Source : LEDAUPHINE.COM






Accident du travail Pierre Rivas  - JANVIER 2001

Ce mardi 18 novembre 2008 la cour d’appel d’Aix en Provence a durant 4h00 examiné les circonstances de l’accident du travail mortel de Pierre Rivas.

La construction de la gare TGV a demandé l’intervention de métiers très particuliers comme des spécialistes de travaux acrobatiques.

Par sa formation d’alpiniste Pierre Rivas entre deux courses en montagne effectuait le métier de travailleur sur corde.

La société Adequat est chargée de la mise en place et du retrait des filets de sécurité mis en place pendant le montage du dôme de la gare.
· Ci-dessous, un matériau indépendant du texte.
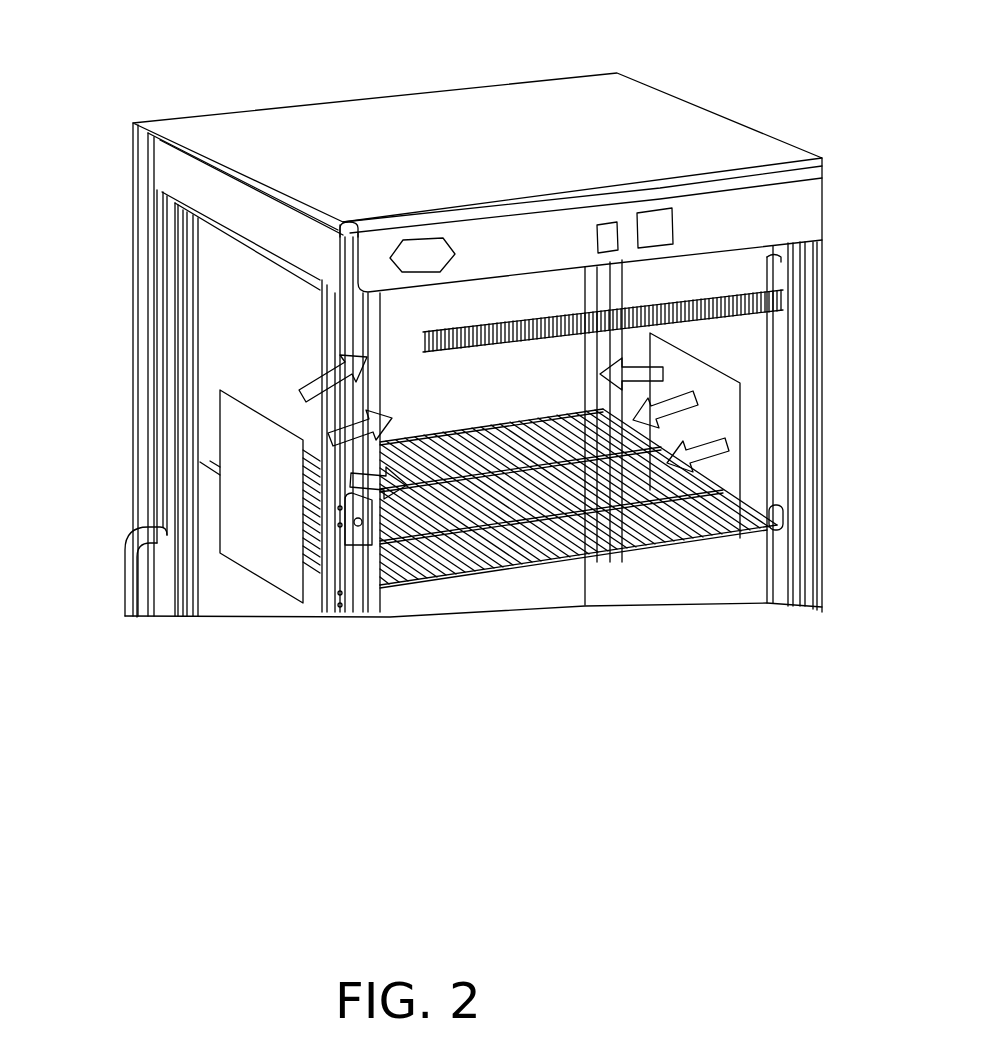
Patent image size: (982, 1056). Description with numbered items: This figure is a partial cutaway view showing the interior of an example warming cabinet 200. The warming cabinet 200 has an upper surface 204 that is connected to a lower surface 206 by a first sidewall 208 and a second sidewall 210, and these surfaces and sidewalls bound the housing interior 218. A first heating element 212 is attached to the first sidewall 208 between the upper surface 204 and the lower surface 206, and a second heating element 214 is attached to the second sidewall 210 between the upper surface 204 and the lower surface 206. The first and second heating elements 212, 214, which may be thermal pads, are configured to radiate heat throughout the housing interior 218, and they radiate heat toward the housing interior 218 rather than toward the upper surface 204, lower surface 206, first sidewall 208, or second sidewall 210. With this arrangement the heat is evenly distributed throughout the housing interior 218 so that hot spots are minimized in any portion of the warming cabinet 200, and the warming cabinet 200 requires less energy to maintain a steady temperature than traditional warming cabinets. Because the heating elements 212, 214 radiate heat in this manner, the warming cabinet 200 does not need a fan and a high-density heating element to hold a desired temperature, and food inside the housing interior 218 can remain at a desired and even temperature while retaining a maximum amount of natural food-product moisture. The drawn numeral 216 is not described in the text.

The warming cabinet 200 is at (168, 77).
The upper surface 204 is at (607, 258).
The lower surface 206 is at (662, 597).
The first sidewall 208 is at (360, 354).
The second sidewall 210 is at (752, 350).
The first heating element 212 is at (258, 514).
The second heating element 214 is at (735, 433).
The side wall 216 is at (145, 345).
The housing interior 218 is at (488, 592).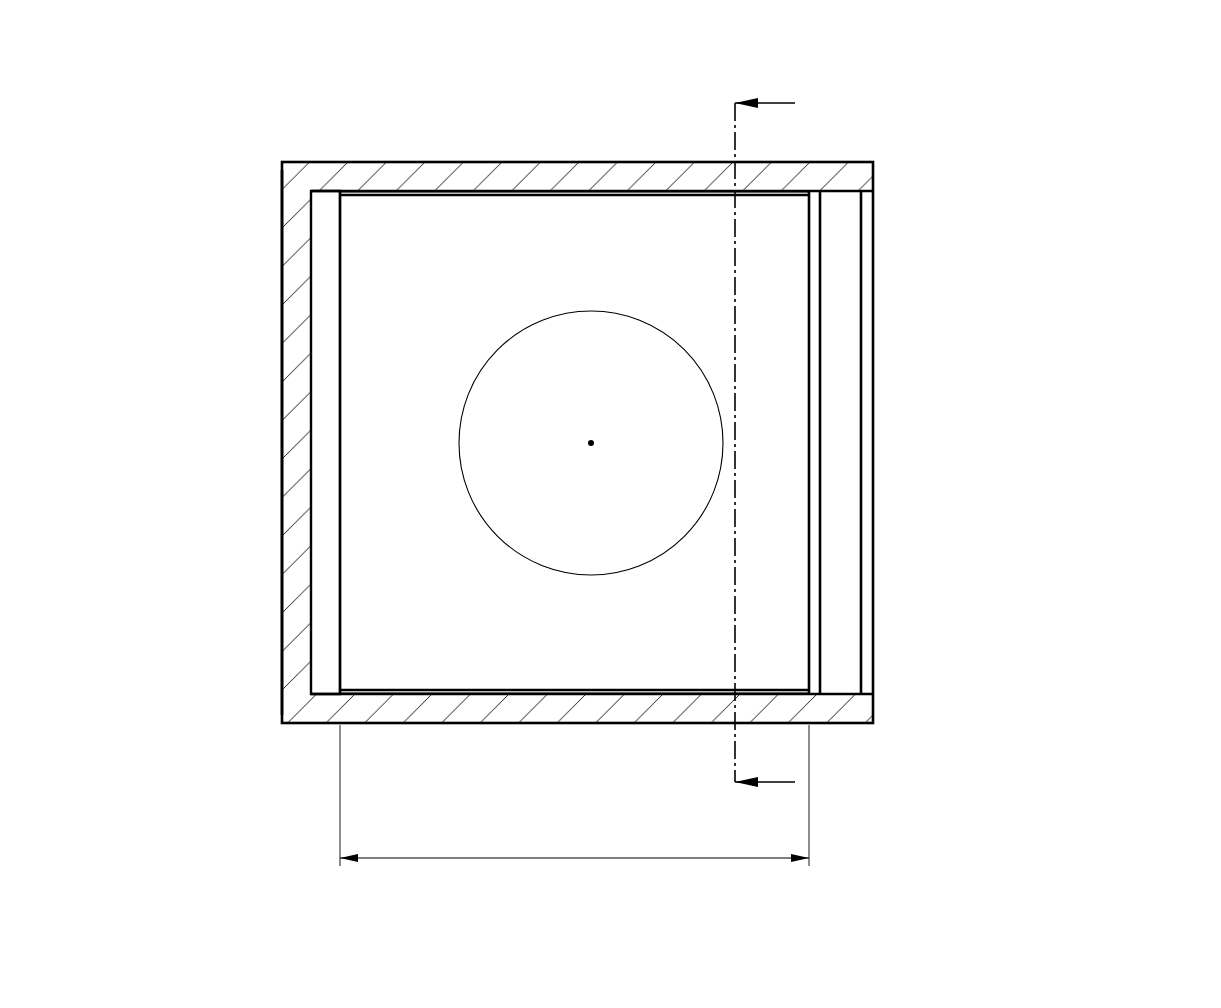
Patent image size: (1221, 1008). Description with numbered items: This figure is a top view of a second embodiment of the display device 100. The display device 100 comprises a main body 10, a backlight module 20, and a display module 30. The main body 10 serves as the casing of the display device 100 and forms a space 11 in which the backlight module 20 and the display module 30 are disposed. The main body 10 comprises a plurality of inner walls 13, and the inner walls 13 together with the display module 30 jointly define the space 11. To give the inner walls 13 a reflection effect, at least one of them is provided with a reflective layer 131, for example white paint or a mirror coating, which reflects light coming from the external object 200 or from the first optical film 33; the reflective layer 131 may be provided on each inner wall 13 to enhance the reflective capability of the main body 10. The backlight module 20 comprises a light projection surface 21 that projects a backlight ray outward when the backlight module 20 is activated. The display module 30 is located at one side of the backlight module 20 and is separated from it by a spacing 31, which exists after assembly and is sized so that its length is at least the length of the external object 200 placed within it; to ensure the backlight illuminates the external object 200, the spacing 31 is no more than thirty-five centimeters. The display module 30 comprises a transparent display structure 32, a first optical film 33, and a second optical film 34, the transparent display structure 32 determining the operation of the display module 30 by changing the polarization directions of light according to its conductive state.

The display device 100 is at (1198, 100).
The main body 10 is at (490, 155).
The space 11 is at (372, 313).
The inner walls 13 is at (617, 190).
The reflective layer 131 is at (445, 693).
The backlight module 20 is at (300, 487).
The light projection surface 21 is at (340, 388).
The external object 200 is at (607, 576).
The display module 30 is at (930, 442).
The spacing 31 is at (574, 795).
The transparent display structure 32 is at (843, 422).
The first optical film 33 is at (817, 507).
The second optical film 34 is at (1003, 518).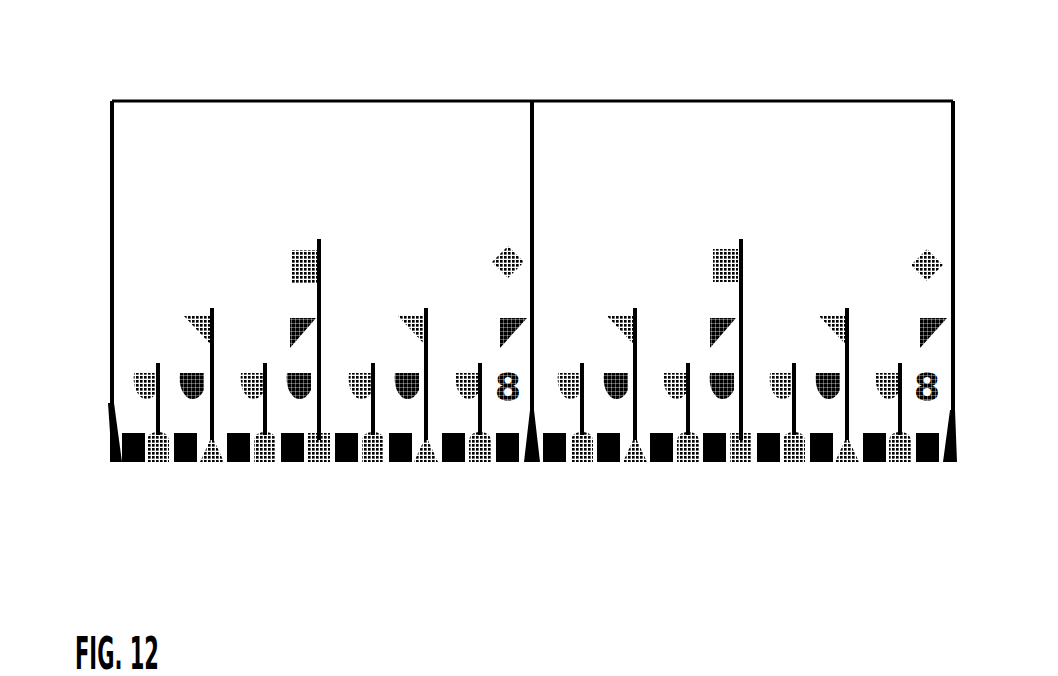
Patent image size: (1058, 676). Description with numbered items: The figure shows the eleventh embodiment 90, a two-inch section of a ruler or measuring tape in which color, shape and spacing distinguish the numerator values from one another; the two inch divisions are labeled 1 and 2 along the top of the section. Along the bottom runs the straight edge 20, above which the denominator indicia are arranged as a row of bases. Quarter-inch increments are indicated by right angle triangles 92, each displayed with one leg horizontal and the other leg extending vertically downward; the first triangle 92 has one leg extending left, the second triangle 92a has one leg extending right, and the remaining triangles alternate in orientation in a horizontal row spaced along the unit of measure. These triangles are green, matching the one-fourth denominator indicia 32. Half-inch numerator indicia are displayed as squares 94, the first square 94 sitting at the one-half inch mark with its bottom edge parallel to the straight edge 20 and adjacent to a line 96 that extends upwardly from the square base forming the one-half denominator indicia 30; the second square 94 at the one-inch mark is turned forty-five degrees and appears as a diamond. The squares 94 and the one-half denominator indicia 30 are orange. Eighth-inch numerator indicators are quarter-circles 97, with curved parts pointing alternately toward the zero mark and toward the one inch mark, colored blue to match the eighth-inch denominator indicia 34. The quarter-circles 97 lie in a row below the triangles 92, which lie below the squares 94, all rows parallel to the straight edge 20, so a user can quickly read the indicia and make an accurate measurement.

The eleventh embodiment 90 is at (940, 62).
The first field section 1 is at (296, 281).
The second field section 2 is at (740, 281).
The square 94 is at (300, 268).
The right angle triangle 92 is at (207, 318).
The second triangle 92a is at (284, 334).
The line 96 is at (323, 304).
The quarter-circle 97 is at (153, 387).
The eighth-inch denominator indicia 34 is at (162, 448).
The one-fourth denominator indicia 32 is at (212, 453).
The one-half denominator indicia 30 is at (320, 450).
The straight edge 20 is at (680, 472).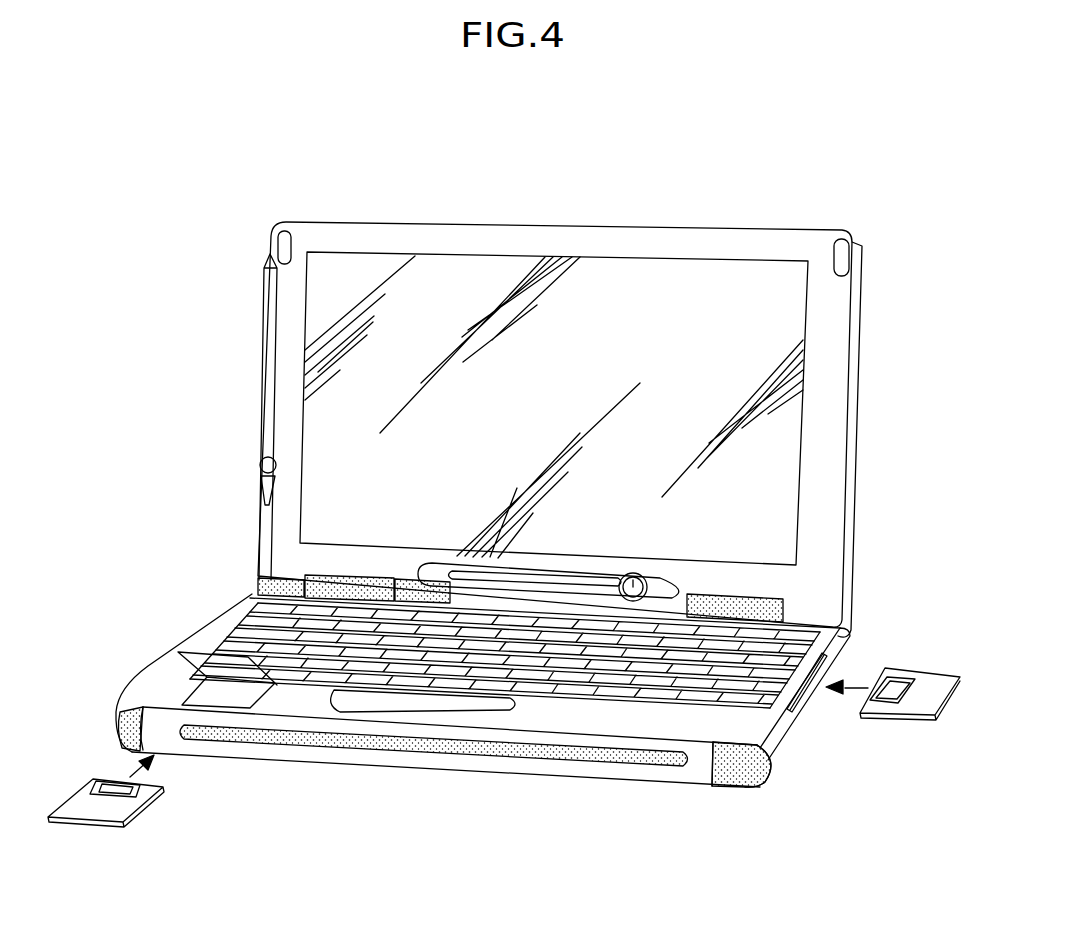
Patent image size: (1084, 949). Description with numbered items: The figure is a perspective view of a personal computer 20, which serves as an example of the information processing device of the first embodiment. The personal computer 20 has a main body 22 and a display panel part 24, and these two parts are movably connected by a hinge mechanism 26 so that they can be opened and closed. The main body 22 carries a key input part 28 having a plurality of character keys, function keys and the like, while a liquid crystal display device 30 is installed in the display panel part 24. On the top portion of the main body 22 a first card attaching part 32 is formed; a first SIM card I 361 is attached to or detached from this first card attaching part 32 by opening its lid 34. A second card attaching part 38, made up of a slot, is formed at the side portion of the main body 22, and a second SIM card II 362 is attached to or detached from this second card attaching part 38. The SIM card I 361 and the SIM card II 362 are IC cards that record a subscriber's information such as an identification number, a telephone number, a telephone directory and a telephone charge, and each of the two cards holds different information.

The personal computer 20 is at (420, 772).
The main body 22 is at (590, 773).
The display panel part 24 is at (858, 414).
The hinge mechanism 26 is at (827, 613).
The key input part 28 is at (217, 614).
The liquid crystal display device 30 is at (318, 413).
The first card attaching part 32 is at (238, 712).
The lid 34 is at (195, 672).
The first SIM card I 361 is at (77, 823).
The second SIM card II 362 is at (890, 715).
The second card attaching part 38 is at (806, 707).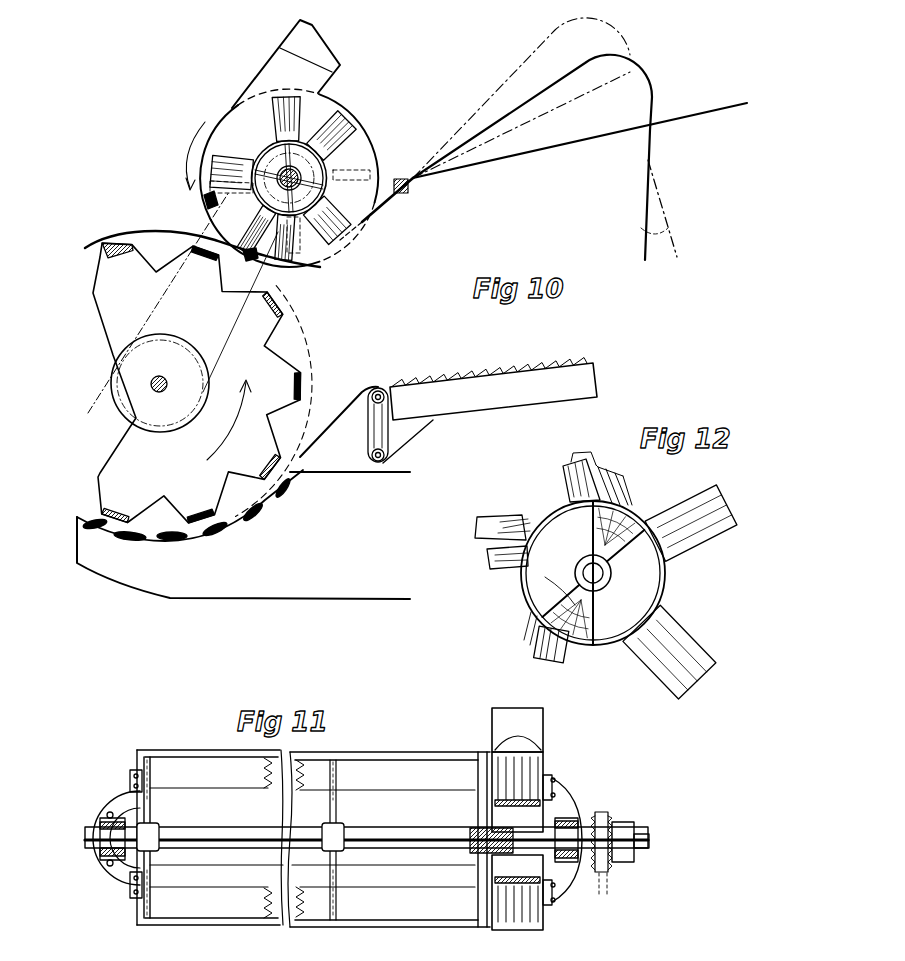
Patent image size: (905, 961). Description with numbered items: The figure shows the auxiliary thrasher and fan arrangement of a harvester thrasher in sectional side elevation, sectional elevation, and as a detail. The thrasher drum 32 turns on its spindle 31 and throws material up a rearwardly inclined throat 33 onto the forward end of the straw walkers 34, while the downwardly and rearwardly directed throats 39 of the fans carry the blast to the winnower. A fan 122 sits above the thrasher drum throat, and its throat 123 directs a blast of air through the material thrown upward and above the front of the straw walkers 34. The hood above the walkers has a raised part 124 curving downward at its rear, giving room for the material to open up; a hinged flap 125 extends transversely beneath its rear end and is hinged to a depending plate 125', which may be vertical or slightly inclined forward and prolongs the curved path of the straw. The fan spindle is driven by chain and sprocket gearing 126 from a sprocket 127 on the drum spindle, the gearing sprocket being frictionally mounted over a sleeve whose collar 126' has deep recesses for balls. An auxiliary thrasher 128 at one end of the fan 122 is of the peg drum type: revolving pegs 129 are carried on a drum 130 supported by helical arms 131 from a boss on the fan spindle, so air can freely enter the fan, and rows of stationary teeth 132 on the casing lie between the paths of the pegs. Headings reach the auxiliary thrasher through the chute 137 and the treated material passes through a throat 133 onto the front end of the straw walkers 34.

Pour cela elle fait appel à une société d’intérim spécialisé pour les travaux en grandes hauteurs la société Sett interim.

Le 21 janvier 2001 vers 8h30 Pierre se présente sur le chantier, le responsable de Adequat lui donne en quarante cinq minutes quelques consignes de sécurité .

C’est ce qu’ils appellent une formation sur site. La veille le directeur de la société Adequat c’est assuré par téléphone de l’adéquation de la tâche confiée à cet intérimaire.

Il est 9h15 Pierre fait une chute de neuf mètres sur le quai de la gare en passant au travers des mailles du filet de sécurité.

Dans sa plaidoirie pour les parties civiles, maitre Eve Cerro va mettre en exergue les manquements aux obligations de sécurité et dénoncée l’hypocrisie de ces entreprises qui refusent d’assumer leurs responsabilités. Elle dit que l’économie d’argent et de moyen sont une nouvelle fois responsable d’un homicide involontaire dans le cadre du travail.

Et elle termine par cette terrible réalité l’arrivée du TGV à Aix en Provence c’est soldée par le décès de neuf salariés.

Pour le procureur de la république ce drame est la conséquence de choix délibérés. Ces entreprises font le choix de ce qui coûte le moins chère plutôt que le recours à des moyens techniques comme les nacelles. Il met en évidence la contradiction du recours aux sociétés d’intérim pour des travaux très spécialisés. Enfin il note le manque de formation pour des tâches qui recèlent des dangers extrêmes. Enfin il termine en mettant l’accent sur la nécessité de peines d’amende exemplaires qui pénalisent véritablement les entreprises responsables.

Pour lui celles ci ne peuvent être inférieures aux réquisitions demandés en première instance et que le tribunal n’a que partiellement suivie dans son jugement.

Les avocats des prévenus ont plaidé la relaxe de leurs clients au non du responsable mais coupable. Nous entendrons même désigné la fatalité. Et pourtant dans un interrogatoire serré, qui montre que le président Guérin avait une parfaite connaissance du dossier, le responsable de la société Adequat va être pris a ces propres contradictions sur l’évidente possibilité de faire le travail en nacelle. De plus le défaut du filet de sécurité a été clairement mis en évidence.

Geneviève Rivas la mère de Pierre et les frères ont ce soir le sentiment d’avoir été entendu et respecté.

Ils espèrent que la cour d’appel le 13 janvier dans son délibéré rende toute sa dignité à Pierre.